Friday, September 19, 2008

I am a bad blogger.

Tsk to me for being neglectful. In my defense, when I'm on midnight shift, the only thought on my mind when I'm home is how tired I am.

I've made an executive decision that I need to stop being such a nasty person. Well, perhaps nasty is such a strong word. But I don't know that I'm the nicest person either. You see, I'm a grudge holder. And I shouldn't be. I get annoyed with people who have things that I don't have (not material things, mind you. I don't think I've ever hurt for a material possession.)

Some ways I've tried this past week to be a nicer person:

* Some of the stuff that goes on at work makes me not such a nice person. Specifically the fact that it's like high school with the drama, times 10. But I'm trying to be nicer. Which includes even covering shifts for other people. See how nice I am?

* I didn't cuss any of my boys out this week.
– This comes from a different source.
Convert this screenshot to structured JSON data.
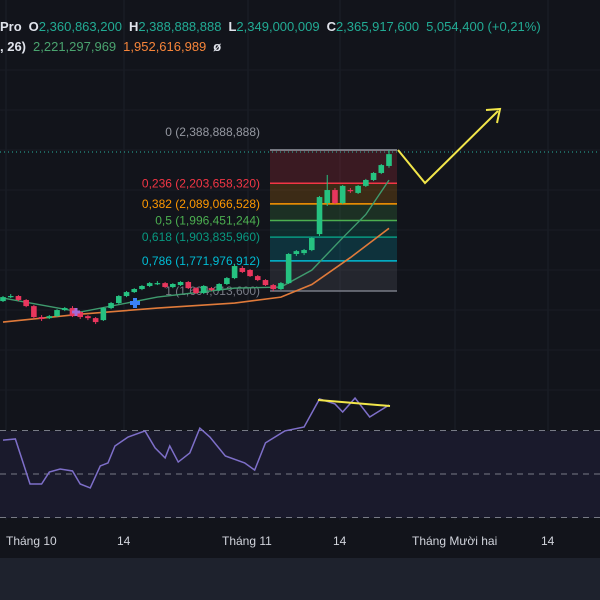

That may seem like something small, but trust me, that is no easy task for me.

* I made contact with a guy that I was talking to and wished him a happy birthday, even though he made an executive decision that I wasn't even worth a proper explanation for no longer corresponding with me. (No surprise, but I didn't get a response).

I really do want to become a better person. I think a lot of my issues in relationships (friends and otherwise) has to do with my sour outlook on life. Which really, I have nothing to complain about. I have amazing parents who would do anything in the world for me. Absolutely anything. They've supported me in every decision I've made, even if it was hard for them to do so (Police Academy, anyone?) I have any amazing friend who has listened to me bitch and gripe about everything under the sun for the last (almost) 2 years, and I still know that no matter what, I can always go to her.

And even though I may not always like my job, I realize I should be thankful that I have one. There are plenty of people in my area that cannot say the same.